Arguably, of much more interest to most every market participant were the earnings results from Nvidia, which beat lofty expectations as the AI phenomenon continues to grow.  In that same vein, the OpenAI saga, where Sam Altman, one of the founders, was ostensibly fired, set to go to work at Microsoft and bring his entire team with him, but now is back at OpenAI has been garnering the lion’s share of market bandwidth.  But I ask, does that really have a macro impact?  I would argue not at all.  

In fact, I would say that the market is quite ready for the Thanksgiving holiday, as most participants are far more concerned about the travel conditions than the market conditions.  Yes, the ECB keeps trying to threaten that they are not done hiking interest rates, although given growth there is fading fast, this feels much more like brave talk than a precursor to action.  And thankfully, it appears there is going to be a four-day cease fire agreement in Gaza with a release of some of the hostages, so that is clearly a good thing.  
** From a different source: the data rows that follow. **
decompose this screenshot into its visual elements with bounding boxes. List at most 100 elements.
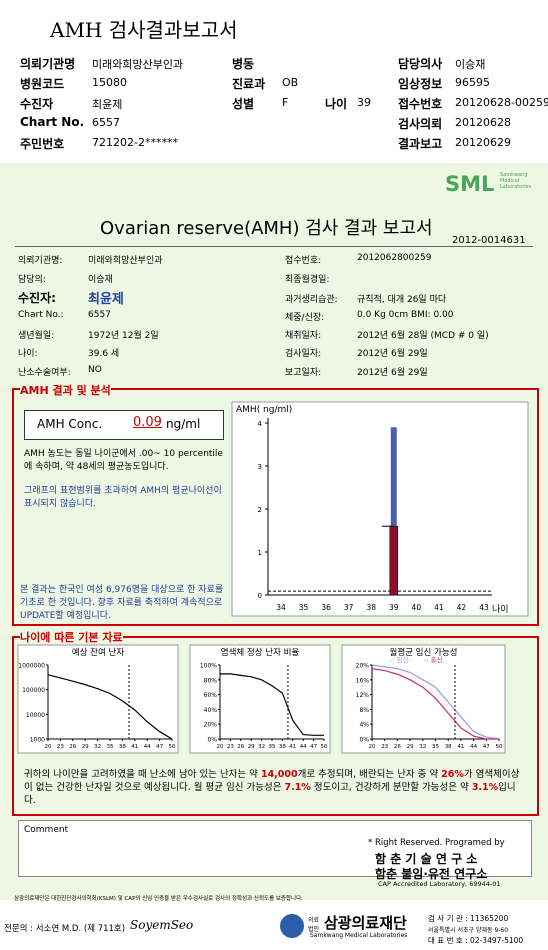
y-tick-label: 0% (359, 737, 369, 744)
x-tick-label: 29 (248, 744, 255, 750)
field-label: 나이 (325, 97, 348, 111)
signature: SoyemSeo (130, 918, 194, 932)
code: 검 사 기 관 : 11365200 (428, 914, 509, 923)
line (47, 674, 173, 740)
comment-box (18, 820, 532, 877)
x-tick-label: 50 (496, 744, 503, 750)
info-label: 담당의: (18, 275, 46, 285)
summary-part: 개로 추정되며, 배란되는 난자 중 약 (297, 769, 442, 780)
field-label: 담당의사 (398, 57, 443, 71)
field-value: 96595 (455, 76, 490, 89)
info-value: 0.0 Kg 0cm BMI: 0.00 (357, 310, 454, 320)
cap: CAP Accredited Laboratory, 69944-01 (378, 880, 501, 888)
report-number: 2012-0014631 (452, 235, 526, 246)
percentile-bar (389, 525, 399, 596)
y-tick-label: 3 (258, 463, 262, 471)
rule (15, 246, 533, 247)
org: 삼광의료재단 (324, 914, 407, 932)
x-tick-label: 23 (227, 744, 234, 750)
info-label: 최종월경일: (285, 275, 330, 285)
header-title: AMH 검사결과보고서 (50, 18, 238, 42)
info-label: 채취일자: (285, 331, 322, 341)
field-label: 접수번호 (398, 97, 443, 111)
x-tick-label: 20 (369, 744, 376, 750)
x-tick-label: 44 (300, 744, 307, 750)
y-tick-label: 10000 (26, 712, 45, 719)
field-value: 721202-2****** (92, 136, 178, 149)
field-label: 성별 (232, 97, 255, 111)
info-value: 미래와희망산부인과 (88, 256, 163, 266)
info-label: 난소수술여부: (18, 368, 71, 378)
y-tick-label: 1 (258, 549, 262, 557)
summary-part: 귀하의 나이만을 고려하였을 때 난소에 남아 있는 난자는 약 (24, 769, 261, 780)
x-tick-label: 26 (69, 744, 76, 750)
summary: 귀하의 나이만을 고려하였을 때 난소에 남아 있는 난자는 약 14,000개… (24, 768, 524, 807)
x-tick-label: 47 (483, 744, 490, 750)
x-tick-label: 35 (107, 744, 114, 750)
x-tick-label: 36 (321, 603, 331, 612)
legend-entry: -: 임신- (390, 655, 412, 664)
x-tick-label: 29 (407, 744, 414, 750)
info-label: 과거생리습관: (285, 295, 338, 305)
x-tick-label: 20 (45, 744, 52, 750)
y-tick-label: 100000 (22, 687, 45, 694)
x-tick-label: 32 (258, 744, 265, 750)
chart-panel (341, 644, 506, 754)
x-tick-label: 32 (419, 744, 426, 750)
conc-label: AMH Conc. (37, 417, 103, 431)
field-value: 15080 (92, 76, 127, 89)
phone: 대 표 번 호 : 02-3497-5100 (428, 936, 524, 945)
org-type: 의료법인 (308, 917, 320, 933)
y-tick-label: 1000000 (18, 663, 45, 670)
section-title: 나이에 따른 기본 자료 (20, 629, 123, 645)
x-tick-label: 34 (276, 603, 286, 612)
x-tick-label: 29 (82, 744, 89, 750)
field-value: 20120628 (455, 116, 511, 129)
doctor: 전문의 : 서소연 M.D. (제 711호) (4, 924, 126, 934)
y-tick-label: 0% (207, 737, 217, 744)
chart-panel (231, 401, 529, 617)
info-value: 규칙적, 대개 26일 마다 (357, 295, 447, 305)
summary-part: 14,000 (260, 769, 298, 780)
y-tick-label: 0 (258, 592, 262, 600)
chart-title: 월평균 임신 가능성 (390, 647, 458, 658)
chart-title: 염색체 정상 난자 비율 (221, 647, 300, 658)
x-tick-label: 35 (432, 744, 439, 750)
info-label: 수진자: (18, 291, 56, 305)
line (371, 668, 499, 740)
x-tick-label: 50 (169, 744, 176, 750)
info-value: 6557 (88, 310, 111, 320)
y-tick-label: 60% (204, 692, 218, 699)
x-tick-label: 38 (119, 744, 126, 750)
field-label: 주민번호 (20, 137, 65, 151)
info-value: 최윤제 (88, 292, 124, 307)
amh-note: 본 결과는 한국인 여성 6,976명을 대상으로 한 자료를 기초로 한 것입… (20, 585, 224, 621)
field-label: 수진자 (20, 97, 54, 111)
field-value: OB (282, 76, 299, 89)
x-axis-label: 나이 (492, 604, 509, 615)
info-label: 접수번호: (285, 256, 322, 266)
basic-box (12, 636, 539, 816)
conc-unit: ng/ml (166, 417, 201, 431)
x-tick-label: 38 (366, 603, 376, 612)
info-label: 검사일자: (285, 349, 322, 359)
report-title: Ovarian reserve(AMH) 검사 결과 보고서 (100, 218, 433, 239)
field-value: 6557 (92, 116, 120, 129)
legend-entry: -: 출산 (424, 655, 443, 664)
rights: * Right Reserved. Programed by (368, 838, 505, 848)
x-tick-label: 37 (344, 603, 354, 612)
address: 서울특별시 서초구 양재동 9-60 (428, 927, 509, 934)
summary-part: 3.1% (471, 782, 499, 793)
field-value: 20120629 (455, 136, 511, 149)
x-tick-label: 39 (389, 603, 399, 612)
info-value: 1972년 12월 2일 (88, 331, 159, 341)
y-tick-label: 80% (204, 677, 218, 684)
org-icon (280, 914, 304, 938)
x-tick-label: 20 (217, 744, 224, 750)
summary-part: 가 염색체이상이 없는 건강한 난자일 것으로 예상됩니다. 월 평균 임신 가… (24, 769, 520, 793)
y-tick-label: 1000 (30, 737, 45, 744)
y-tick-label: 4 (258, 420, 263, 428)
field-label: 병원코드 (20, 77, 65, 91)
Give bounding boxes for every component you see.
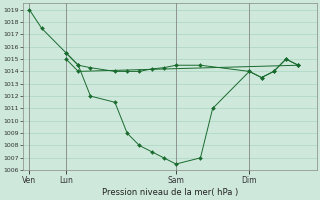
X-axis label: Pression niveau de la mer( hPa ): Pression niveau de la mer( hPa ): [102, 188, 238, 197]
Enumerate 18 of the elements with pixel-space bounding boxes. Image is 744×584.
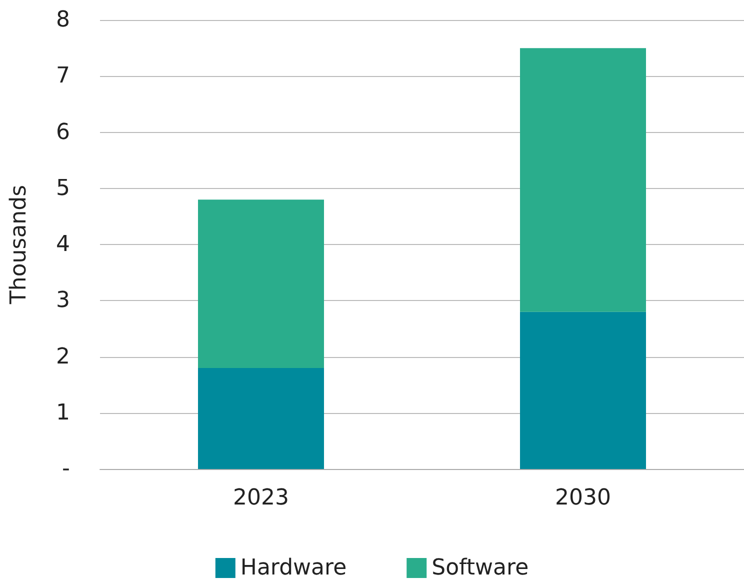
bar [520,312,646,469]
y-tick-label: 5 [56,176,70,201]
y-axis-title: Thousands [6,184,32,306]
y-tick-label: 4 [56,232,70,257]
legend-label: Hardware [240,556,347,580]
y-tick-label: 2 [56,344,70,370]
y-tick-label: 8 [56,8,70,32]
x-tick-label: 2023 [233,486,289,510]
bar [520,48,646,312]
bar [198,368,324,469]
y-tick-label: 7 [56,64,70,89]
y-tick-label: 3 [56,288,70,314]
bar [198,200,324,368]
y-tick-label: 6 [56,120,70,145]
legend-label: Software [432,556,529,580]
x-tick-label: 2030 [555,486,611,510]
y-tick-label: 1 [56,400,70,426]
y-tick-label: - [62,456,70,482]
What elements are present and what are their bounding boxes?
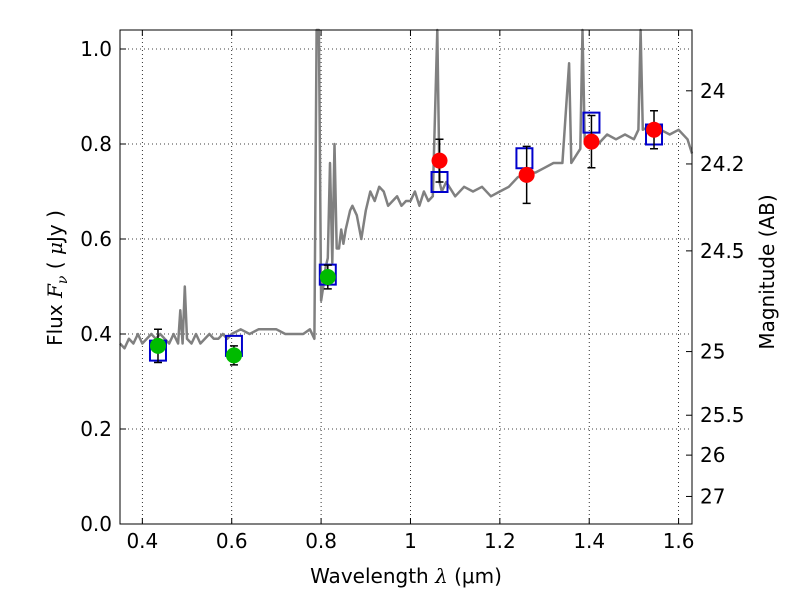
x-tick-label: 0.4 — [126, 529, 158, 553]
observed-photometry-point — [431, 152, 448, 169]
x-tick-label: 1.2 — [484, 529, 516, 553]
y-tick-label: 0.4 — [80, 322, 112, 346]
observed-photometry-point — [225, 347, 242, 364]
observed-photometry-point — [583, 133, 600, 150]
observed-photometry-point — [518, 166, 535, 183]
y-axis-label: Flux Fν ( μJy ) — [43, 210, 71, 346]
y2-tick-label: 25.5 — [700, 403, 745, 427]
y2-tick-label: 24.5 — [700, 239, 745, 263]
y-tick-label: 0.2 — [80, 417, 112, 441]
y2-tick-label: 24.2 — [700, 152, 745, 176]
photometry-points — [148, 110, 664, 366]
y2-tick-label: 26 — [700, 443, 725, 467]
y-tick-label: 1.0 — [80, 37, 112, 61]
axis-ticks: 0.4 0.6 0.8 1 1.2 1.4 1.6 0.0 0.2 0.4 0.6 0.8 1.0 24 2… — [80, 30, 745, 553]
y2-tick-label: 27 — [700, 484, 725, 508]
observed-photometry-point — [646, 121, 663, 138]
y-tick-label: 0.0 — [80, 512, 112, 536]
plot-frame — [119, 29, 693, 525]
model-photometry-square — [515, 147, 534, 170]
spectrum-polyline — [119, 28, 694, 350]
y2-axis-label: Magnitude (AB) — [755, 194, 779, 349]
observed-photometry-point — [319, 269, 336, 285]
x-tick-label: 0.8 — [305, 529, 337, 553]
y-tick-label: 0.6 — [80, 227, 112, 251]
x-tick-label: 0.6 — [216, 529, 248, 553]
x-tick-label: 1 — [404, 529, 417, 553]
spectrum-line — [119, 28, 694, 350]
y2-tick-label: 25 — [700, 340, 725, 364]
observed-photometry-point — [149, 337, 166, 354]
y2-tick-label: 24 — [700, 79, 725, 103]
y-tick-label: 0.8 — [80, 132, 112, 156]
x-tick-label: 1.6 — [663, 529, 695, 553]
x-tick-label: 1.4 — [573, 529, 605, 553]
grid-lines — [120, 30, 692, 525]
x-axis-label: Wavelength λ (μm) — [310, 564, 502, 588]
But really, it is very difficult to get too excited about too much at all today.  There is some data due this morning, with Initial (exp 225K) and Continuing (1875K) Claims, Durable Goods (-3.1%, +0.1% ex Transports) and Michigan Sentiment (60.5).  But none of it seems very enticing as a rationale to change any opinions or positions.

Reviewing markets, after yesterday’s very modest pullback in the US equity markets, Asia saw mixed price action with Tokyo a bit firmer while China was under pressure.  In Europe this morning, other than the UK (-0.2%) there are modest gains despite a lack of new data.  The UK story seems a reaction to a much weaker than expected CBI Industrial Trends report, indicating much slower growth ahead.  As to US futures, they are a bit firmer at this hour (8:00), arguably benefitting from those Nvidia earnings.

In the bond market, Treasury yields continue to drift lower, down 3bps this morning and currently at 4.36%, just above that first key support level.  European sovereigns are also rallying with yields down by between 3bps and 5bps across the board.  The outlier here was Japan overnight, where yields rebounded 3bps after what had been a very quick decline given all the discussion about how the BOJ was set to tighten policy.  For now, there is a great deal of enthusiasm over the soft-landing scenario which I believe is a key driver of the bond market rally.  However, the future here will be highly dependent on the Fed’s actions going forward, and I, for one, continue to believe in the higher for longer story.  Unless growth really drops quickly, or unemployment skyrockets, I don’t see a rate cut anytime soon.

In the commodity markets, oil (-2.0%) seems to be falling on the back of the de-escalation in the Middle East, as well as word that Russia is exporting diesel fuel again.  Gold prices captured the $2000/oz level yesterday and are still hanging on, although copper and aluminum are both under pressure this morning, down about -0.5% each.  Broadly, I would say that the commodity sector has been the one area most actively considering a recession is coming with the overnight price action merely a reflection of this.

Finally, the dollar is a touch firmer this morning, halting its recent declines with both USDJPY and USDCNY higher by about 0.2% this morning.  Given the lack of news, this seems much more like a trading event, with traders closing positions ahead of the long holiday weekend.  I maintain my view that if the Fed is actually done and beginning to lean toward easier monetary policy, the dollar will decline a bit further.  But that is a big if in my mind.  It is very difficult to get excited about the prospects of most other currencies given the inherent weakness in economies around the world.  However, a change in Fed policy will definitely have an impact on the buck.

And that’s really all for today.  There will be no poetry until Monday as I, too, will be taking a break from the action.